Warnstreik legt Teile des regionalen Linienverkehrs lahm

Am Mittwochmorgen hat ein Warnstreik den regionalen Linienverkehr in weiten Teilen Sachsens lahmgelegt. Auch Taxifahren gestaltete sich schwierig.

Dresden (dpa/sn) - Zahlreiche Busse sind am frühen Mittwochmorgen in Sachsen still gestanden. Weit mehr als die angekündigten 1376 Beschäftigten hätten sich dem Warnstreik angeschlossen, sagte Jürgen Becker von der Gewerkschaft Verdi am Mittwochmittag. Busfahrer seien sogar aus dem Urlaub gekommen, um sich zu solidarisieren.

«Im Dresdner Stadtverkehr gab es durchaus Einschränkungen», sagte Falk Lösch, Sprecher der Dresdner Verkehrsbetriebe. Ab etwa 9.00 Uhr verkehrten die betroffenen Linien aber wieder fahrplanmäßig. Vorwiegend waren Busse von dem Warnstreik betroffen, die Straßenbahnen in Dresden und Chemnitz fuhren wie geplant.

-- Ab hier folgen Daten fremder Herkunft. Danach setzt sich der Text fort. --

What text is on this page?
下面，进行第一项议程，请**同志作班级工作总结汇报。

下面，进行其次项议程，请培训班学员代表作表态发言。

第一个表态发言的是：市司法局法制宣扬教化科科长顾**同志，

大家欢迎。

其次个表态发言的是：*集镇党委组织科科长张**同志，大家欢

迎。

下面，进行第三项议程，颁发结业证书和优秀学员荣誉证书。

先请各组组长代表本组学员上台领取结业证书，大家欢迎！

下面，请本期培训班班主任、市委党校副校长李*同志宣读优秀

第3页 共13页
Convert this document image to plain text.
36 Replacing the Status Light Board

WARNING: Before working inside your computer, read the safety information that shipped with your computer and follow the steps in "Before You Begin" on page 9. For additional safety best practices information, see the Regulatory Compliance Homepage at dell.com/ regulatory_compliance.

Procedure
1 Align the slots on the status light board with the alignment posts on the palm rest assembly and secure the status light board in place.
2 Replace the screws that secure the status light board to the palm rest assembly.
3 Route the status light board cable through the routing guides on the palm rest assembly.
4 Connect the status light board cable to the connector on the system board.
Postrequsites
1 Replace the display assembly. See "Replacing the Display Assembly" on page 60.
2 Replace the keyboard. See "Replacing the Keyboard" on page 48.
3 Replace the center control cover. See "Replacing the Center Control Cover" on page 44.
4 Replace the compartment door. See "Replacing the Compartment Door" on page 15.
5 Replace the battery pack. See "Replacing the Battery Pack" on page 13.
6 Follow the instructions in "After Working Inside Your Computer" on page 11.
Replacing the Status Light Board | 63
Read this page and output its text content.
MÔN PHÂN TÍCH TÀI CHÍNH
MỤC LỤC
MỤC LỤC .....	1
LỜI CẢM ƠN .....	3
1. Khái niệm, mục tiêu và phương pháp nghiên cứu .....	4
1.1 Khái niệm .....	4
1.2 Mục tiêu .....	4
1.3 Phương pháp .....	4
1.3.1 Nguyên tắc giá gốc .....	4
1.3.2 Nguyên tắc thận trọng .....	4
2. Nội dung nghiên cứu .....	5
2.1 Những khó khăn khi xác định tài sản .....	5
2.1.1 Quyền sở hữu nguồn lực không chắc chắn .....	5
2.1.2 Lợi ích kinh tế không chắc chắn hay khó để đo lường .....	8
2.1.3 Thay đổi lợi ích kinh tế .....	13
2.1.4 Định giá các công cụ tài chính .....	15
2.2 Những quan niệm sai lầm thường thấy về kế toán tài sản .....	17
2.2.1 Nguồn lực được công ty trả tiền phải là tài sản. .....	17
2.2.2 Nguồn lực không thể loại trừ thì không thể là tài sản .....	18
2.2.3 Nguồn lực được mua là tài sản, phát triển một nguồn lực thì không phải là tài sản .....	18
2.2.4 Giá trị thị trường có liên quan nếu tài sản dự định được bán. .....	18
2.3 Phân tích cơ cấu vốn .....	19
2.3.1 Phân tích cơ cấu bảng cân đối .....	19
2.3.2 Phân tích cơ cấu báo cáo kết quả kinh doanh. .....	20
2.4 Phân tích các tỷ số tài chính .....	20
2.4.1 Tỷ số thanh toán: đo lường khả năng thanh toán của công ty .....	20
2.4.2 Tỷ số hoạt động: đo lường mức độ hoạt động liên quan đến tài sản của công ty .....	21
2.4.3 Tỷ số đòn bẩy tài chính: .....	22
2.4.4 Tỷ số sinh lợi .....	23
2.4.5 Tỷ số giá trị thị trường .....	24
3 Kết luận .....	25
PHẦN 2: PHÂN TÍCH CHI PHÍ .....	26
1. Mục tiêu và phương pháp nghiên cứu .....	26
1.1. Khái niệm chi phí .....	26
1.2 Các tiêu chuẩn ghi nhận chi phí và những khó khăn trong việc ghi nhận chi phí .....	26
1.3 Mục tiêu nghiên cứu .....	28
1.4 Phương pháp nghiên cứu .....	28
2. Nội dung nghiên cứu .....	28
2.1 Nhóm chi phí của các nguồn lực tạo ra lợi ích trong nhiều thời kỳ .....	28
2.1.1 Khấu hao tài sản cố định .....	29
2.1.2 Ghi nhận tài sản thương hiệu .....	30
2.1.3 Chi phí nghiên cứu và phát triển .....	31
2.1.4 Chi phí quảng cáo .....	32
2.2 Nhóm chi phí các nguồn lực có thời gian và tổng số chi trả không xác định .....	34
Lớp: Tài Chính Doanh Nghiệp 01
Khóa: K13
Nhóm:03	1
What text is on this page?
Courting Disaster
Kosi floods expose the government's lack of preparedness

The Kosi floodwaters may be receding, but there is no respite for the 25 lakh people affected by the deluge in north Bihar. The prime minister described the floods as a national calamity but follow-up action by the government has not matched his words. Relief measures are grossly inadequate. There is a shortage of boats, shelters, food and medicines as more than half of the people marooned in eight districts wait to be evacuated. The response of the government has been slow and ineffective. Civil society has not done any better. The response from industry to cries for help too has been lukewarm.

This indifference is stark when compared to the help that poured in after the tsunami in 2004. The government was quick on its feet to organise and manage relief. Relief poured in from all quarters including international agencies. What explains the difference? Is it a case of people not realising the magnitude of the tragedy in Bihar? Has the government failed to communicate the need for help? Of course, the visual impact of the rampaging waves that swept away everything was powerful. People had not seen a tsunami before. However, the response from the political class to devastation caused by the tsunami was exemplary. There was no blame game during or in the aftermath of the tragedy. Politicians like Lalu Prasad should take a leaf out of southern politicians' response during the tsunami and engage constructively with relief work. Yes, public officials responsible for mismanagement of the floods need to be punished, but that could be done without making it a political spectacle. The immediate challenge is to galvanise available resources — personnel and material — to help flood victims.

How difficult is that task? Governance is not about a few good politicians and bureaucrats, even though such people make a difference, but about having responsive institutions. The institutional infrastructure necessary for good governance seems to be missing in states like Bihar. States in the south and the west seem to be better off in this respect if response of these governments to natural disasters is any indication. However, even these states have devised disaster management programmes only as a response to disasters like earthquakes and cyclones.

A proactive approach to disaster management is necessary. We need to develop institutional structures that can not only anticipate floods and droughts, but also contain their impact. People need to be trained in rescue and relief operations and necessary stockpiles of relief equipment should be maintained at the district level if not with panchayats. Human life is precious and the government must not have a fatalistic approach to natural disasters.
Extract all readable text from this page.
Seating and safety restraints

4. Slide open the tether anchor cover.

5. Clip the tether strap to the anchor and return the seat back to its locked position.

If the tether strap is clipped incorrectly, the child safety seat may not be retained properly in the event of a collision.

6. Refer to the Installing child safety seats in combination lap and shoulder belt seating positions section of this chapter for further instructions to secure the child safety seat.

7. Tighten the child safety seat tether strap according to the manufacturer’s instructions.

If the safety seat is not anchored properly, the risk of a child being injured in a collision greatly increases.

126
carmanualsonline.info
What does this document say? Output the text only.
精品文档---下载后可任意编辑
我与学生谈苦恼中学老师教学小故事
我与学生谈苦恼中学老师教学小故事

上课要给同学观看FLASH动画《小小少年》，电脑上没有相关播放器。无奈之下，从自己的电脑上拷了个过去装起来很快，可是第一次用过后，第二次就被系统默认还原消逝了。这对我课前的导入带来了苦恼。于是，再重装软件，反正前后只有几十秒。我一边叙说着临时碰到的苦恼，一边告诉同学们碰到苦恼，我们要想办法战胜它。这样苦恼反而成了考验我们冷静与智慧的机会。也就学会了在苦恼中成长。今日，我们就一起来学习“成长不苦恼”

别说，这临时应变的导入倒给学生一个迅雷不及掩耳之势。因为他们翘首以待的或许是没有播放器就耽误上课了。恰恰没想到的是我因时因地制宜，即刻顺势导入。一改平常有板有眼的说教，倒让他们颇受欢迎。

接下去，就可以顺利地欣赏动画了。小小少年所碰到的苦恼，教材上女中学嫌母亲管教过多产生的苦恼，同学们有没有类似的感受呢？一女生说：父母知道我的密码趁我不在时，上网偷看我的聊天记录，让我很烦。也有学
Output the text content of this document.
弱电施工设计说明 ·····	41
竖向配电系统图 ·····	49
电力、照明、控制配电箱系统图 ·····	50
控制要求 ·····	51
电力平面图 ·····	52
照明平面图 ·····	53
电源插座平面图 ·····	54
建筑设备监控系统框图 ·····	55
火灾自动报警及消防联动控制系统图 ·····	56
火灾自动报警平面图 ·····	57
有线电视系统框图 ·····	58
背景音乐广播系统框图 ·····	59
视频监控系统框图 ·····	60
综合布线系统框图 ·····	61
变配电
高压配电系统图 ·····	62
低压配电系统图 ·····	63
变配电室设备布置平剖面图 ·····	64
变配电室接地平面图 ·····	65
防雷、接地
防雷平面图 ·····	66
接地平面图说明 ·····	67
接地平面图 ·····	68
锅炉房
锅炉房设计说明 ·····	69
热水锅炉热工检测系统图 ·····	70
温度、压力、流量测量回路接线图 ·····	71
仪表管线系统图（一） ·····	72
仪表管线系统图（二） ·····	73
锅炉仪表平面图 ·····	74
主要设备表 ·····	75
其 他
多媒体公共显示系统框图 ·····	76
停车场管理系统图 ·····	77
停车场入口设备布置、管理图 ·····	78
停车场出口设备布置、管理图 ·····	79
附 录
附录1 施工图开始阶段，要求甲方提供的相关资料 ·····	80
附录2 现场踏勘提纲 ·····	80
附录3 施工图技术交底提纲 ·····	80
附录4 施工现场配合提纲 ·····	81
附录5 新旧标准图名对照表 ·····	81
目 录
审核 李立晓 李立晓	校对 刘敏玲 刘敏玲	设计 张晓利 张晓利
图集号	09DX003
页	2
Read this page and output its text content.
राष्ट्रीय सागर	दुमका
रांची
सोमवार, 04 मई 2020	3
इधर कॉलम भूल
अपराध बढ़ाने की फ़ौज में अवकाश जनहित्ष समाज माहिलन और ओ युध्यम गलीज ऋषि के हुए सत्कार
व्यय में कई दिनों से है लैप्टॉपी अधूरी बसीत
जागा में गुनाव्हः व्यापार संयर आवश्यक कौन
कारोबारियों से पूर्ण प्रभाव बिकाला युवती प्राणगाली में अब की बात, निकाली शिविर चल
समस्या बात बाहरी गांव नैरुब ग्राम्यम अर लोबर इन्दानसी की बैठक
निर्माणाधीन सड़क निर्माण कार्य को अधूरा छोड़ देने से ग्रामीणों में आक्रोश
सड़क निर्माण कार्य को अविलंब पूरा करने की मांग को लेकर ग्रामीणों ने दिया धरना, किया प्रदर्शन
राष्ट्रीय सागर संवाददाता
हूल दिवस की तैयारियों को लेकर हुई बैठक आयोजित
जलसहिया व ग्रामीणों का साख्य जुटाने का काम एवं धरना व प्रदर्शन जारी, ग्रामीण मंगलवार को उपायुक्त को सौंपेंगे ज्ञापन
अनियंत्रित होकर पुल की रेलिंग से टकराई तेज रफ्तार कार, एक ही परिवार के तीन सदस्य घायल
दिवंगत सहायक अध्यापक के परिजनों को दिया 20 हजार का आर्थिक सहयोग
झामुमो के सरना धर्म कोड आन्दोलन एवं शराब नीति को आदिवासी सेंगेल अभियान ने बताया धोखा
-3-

Grund für den Warnstreik: Die Gewerkschaft Verdi fordert vom Arbeitgeberverband Nahverkehr e.V. einen höheren Stundenlohn und die Anhebung der Ausbildungsvergütung. Für den Donnerstagvormittag seien nach Angaben von Becker Tarifverhandlungen geplant. In der ersten Tarifverhandlung hatten die Arbeitgeber nach Verdi-Angaben bislang kein Angebot vorgelegt, allerdings die Forderung nach einer Erhöhung des Stundenlohns etwa für Busfahrer von derzeit laut Gewerkschaft 12,30 Euro auf 15,66 Euro als «absurd» zurückgewiesen. «Ich hoffe, dass die Arbeitgeber nun ein Angebot vorlegen», sagte Becker.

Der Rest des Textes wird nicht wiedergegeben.